Not unlike the random May-weather weekends that have been popping up to keep hope — and climate change anxiety — alive during the otherwise brutal Boston winter, some of pop and R&B’s favorites have been dropping singles left and right to keep us going until we’re blessed by actual album releases this spring and summer. March has already given us not one, but three new Nicki Minaj tracks, two much-anticipated Lorde singles and the first new song from Alt-J in three years. Oh, and more Frank Ocean. That should be enough to hold us over until R&B’s comeback sweetheart Tinashe drops “Flame” today, which she might just perform during her set at Spring Fling in April if we wish hard enough.
“No Frauds” – Nicki Minaj
Last week saw the simultaneous release of three new Nicki tracks: “Changed It” featuring Lil Wayne, “No Frauds” featuring both Wayne and Drake and “Regret In Your Tears.” While “Changed It” is standard fare for Nicki and Wayne and “Regret In Your Tears” is notable as the first song in which Nicki reveals her feelings about the end of her long-term relationship with Philadelphia rapper Meek Mill, “No Frauds” is the real news here. The track is a direct response to rapper Remy Ma’s “ShETHER,” a vicious attack on all things Nicki released on Feb. 25.

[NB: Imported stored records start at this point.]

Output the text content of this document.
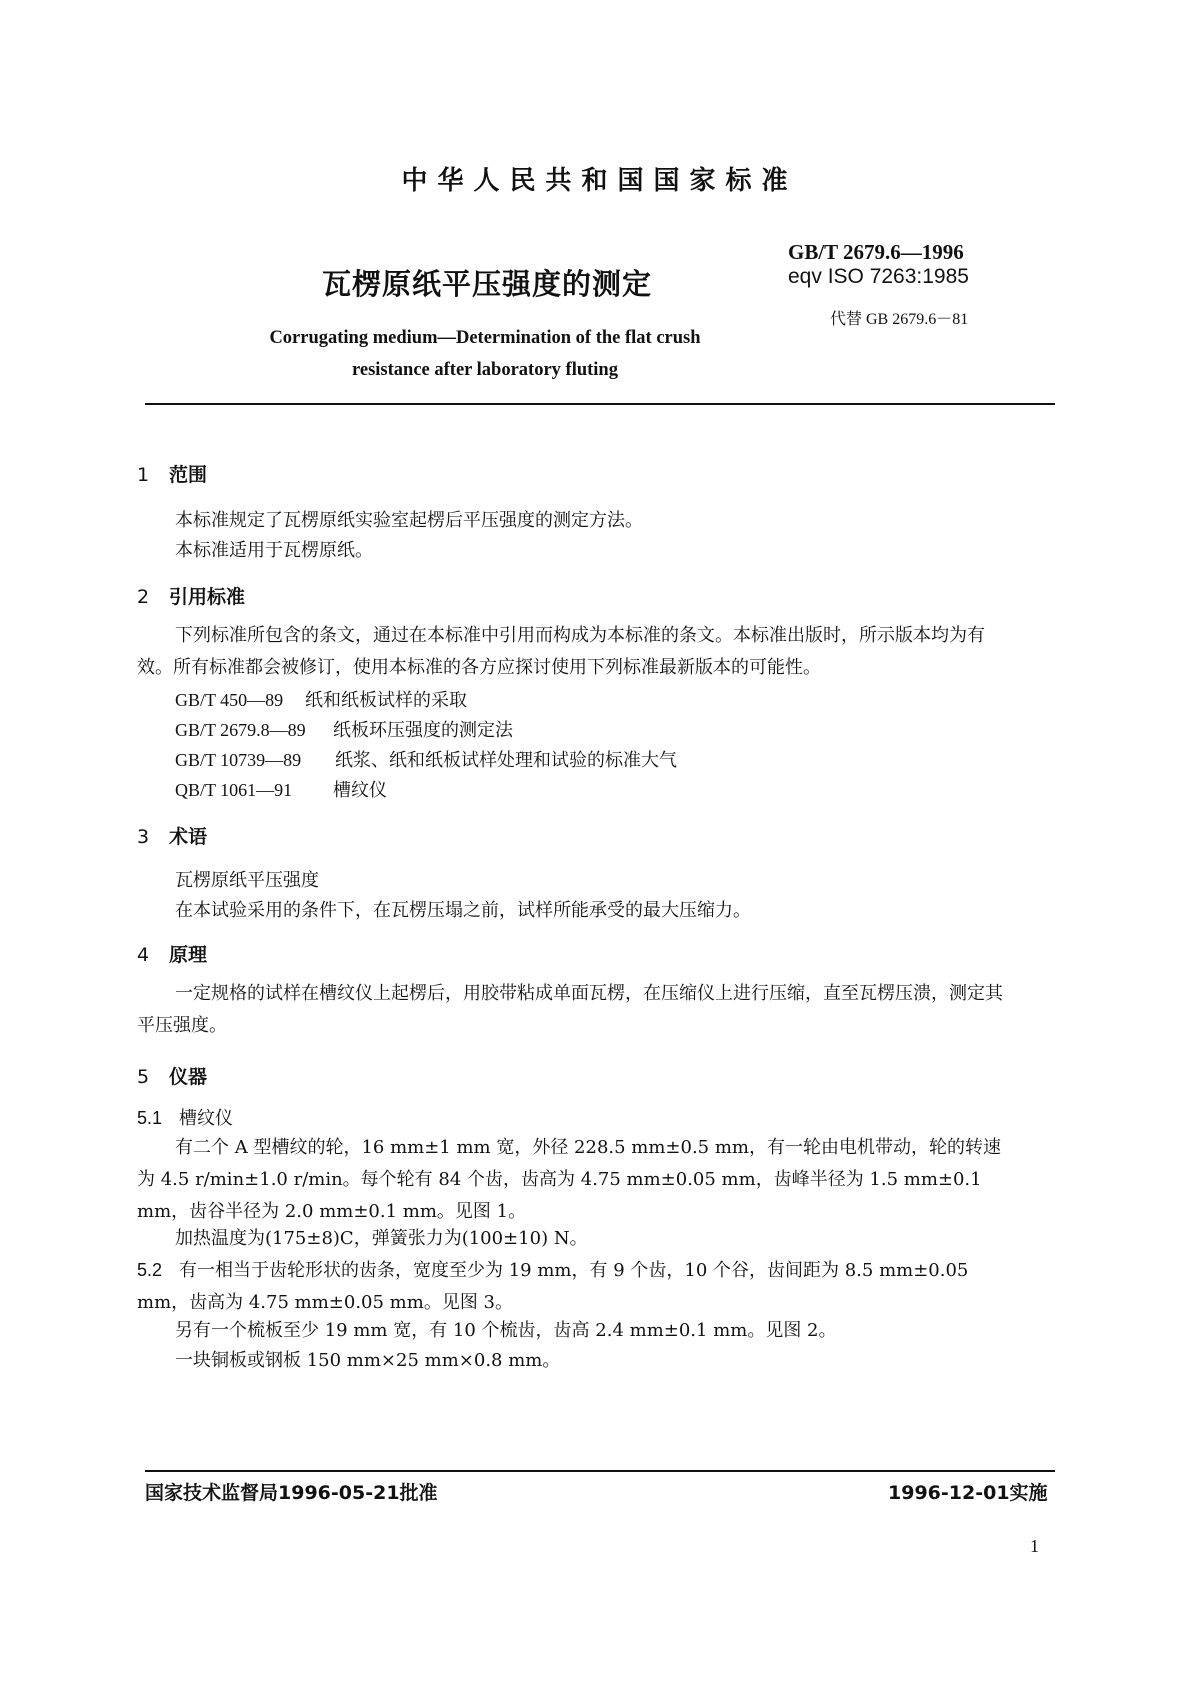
中华人民共和国国家标准
瓦楞原纸平压强度的测定
GB/T 2679.6—1996
eqv ISO 7263:1985
代替 GB 2679.6－81
Corrugating medium—Determination of the flat crush
resistance after laboratory fluting
1 范围
本标准规定了瓦楞原纸实验室起楞后平压强度的测定方法。
本标准适用于瓦楞原纸。
2 引用标准
下列标准所包含的条文，通过在本标准中引用而构成为本标准的条文。本标准出版时，所示版本均为有效。所有标准都会被修订，使用本标准的各方应探讨使用下列标准最新版本的可能性。
GB/T 450—89 纸和纸板试样的采取
GB/T 2679.8—89 纸板环压强度的测定法
GB/T 10739—89 纸浆、纸和纸板试样处理和试验的标准大气
QB/T 1061—91 槽纹仪
3 术语
瓦楞原纸平压强度
在本试验采用的条件下，在瓦楞压塌之前，试样所能承受的最大压缩力。
4 原理
一定规格的试样在槽纹仪上起楞后，用胶带粘成单面瓦楞，在压缩仪上进行压缩，直至瓦楞压溃，测定其平压强度。
5 仪器
5.1 槽纹仪
有二个 A 型槽纹的轮，16 mm±1 mm 宽，外径 228.5 mm±0.5 mm，有一轮由电机带动，轮的转速为 4.5 r/min±1.0 r/min。每个轮有 84 个齿，齿高为 4.75 mm±0.05 mm，齿峰半径为 1.5 mm±0.1 mm，齿谷半径为 2.0 mm±0.1 mm。见图 1。
加热温度为(175±8)C，弹簧张力为(100±10) N。
5.2 有一相当于齿轮形状的齿条，宽度至少为 19 mm，有 9 个齿，10 个谷，齿间距为 8.5 mm±0.05 mm，齿高为 4.75 mm±0.05 mm。见图 3。
另有一个梳板至少 19 mm 宽，有 10 个梳齿，齿高 2.4 mm±0.1 mm。见图 2。
一块铜板或钢板 150 mm×25 mm×0.8 mm。
国家技术监督局1996-05-21批准	1996-12-01实施
1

Nicki’s beef with Remy goes way back, and although Nicki has certainly found mainstream success that remains elusive to Remy, “No Frauds” doesn’t do much to support her status as reigning queen. On the track, Nicki raps, “Tried to drop ‘Another One,’ you was itchin’ to scrap / You exposed your ghostwriter, now you wish you were scrapped / Heard your pussy on ‘Yuck,’ I guess you needed a pap / What type of bum bitch shoot a friend over a rack.” This lyrical approach is more passive-aggressive than is usual for Nicki, and she appears to have let expectations grow insurmountably high during the two weeks between the release of “ShETHER” and “No Frauds.” Drake does alright and it’s still Nicki, but it’s all pretty forgettable.
“3WW” – Alt-J
Oh, Alt-J. We’ve missed you so. Although their sophomore release “This Is All Yours” (2014) was an inevitable disappointment after their oozy, sexy and infectious debut alternative album “An Awesome Wave” (2012), it’s exciting to hear “3WW” in anticipation of their third album “Relaxer” (2017) in June. The acoustic guitar and soft maraca intro do not show the intensity we’re used to hearing from the trio, and the whole song suggests they will take a more experimental singer-songwriter approach to their next release. This could be a disappointment for some, but it’s actually refreshing to not hear the band recycle the distinctive sound of their first album that others have been able to parody. Also, the lyric “I just want to love you in my own language” is a far cry from “Triangles are my favorite shape.”
“Liability” – Lorde
Everyone and their mother is eagerly anticipating Lorde’s sophomore album, “Melodrama” (2017), due for release on June 16. Although the pre-summer release date should have given us a clue, “Melodrama” doesn’t sound like it’s going to be as, well, dramatic as “Pure Heroine” (2013). While her debut was filled with a powerful and resonant teen angst, her two newest singles “Green Light” and “Liability” demonstrate a tonal shift towards pared-down piano rhythms and pop accessibility. “Green Light” has taken off with its danceable backbeat, but “Liability” steps into Adele territory, with Lorde crooning about perceiving herself as ‘difficult’ in relationships. “You’re a little much for me, you’re a liability, you’re a little much for me / So they pull back, make other plans, I understand / I’m a liability, get you wild, make you leave / I’m a little much for everyone,” she sings. It might be on-the-nose, but it will probably make you cry at your desk at least once.
“Chanel” – Frank Ocean
Frank stunned the scene with his sophomore release “Blonde” (2016) last August, and he’s been dabbling in features since but has otherwise laid low. “Chanel” is warm and gauzy and everything you could want from Frank, featuring obscure literary, film and cultural references surrounding the perfect hook, “I see both sides like Chanel,” most likely a reference to the singer’s bisexuality and the name of his first album “channel ORANGE” (2012). Designer Coco Chanel was rumored to be bisexual, and the Chanel logo features two intertwining C’s facing opposite directions. It’s all really great, okay? Frank never disappoints, so it’s going to hit hard when he eventually, someday, puts out something less than great.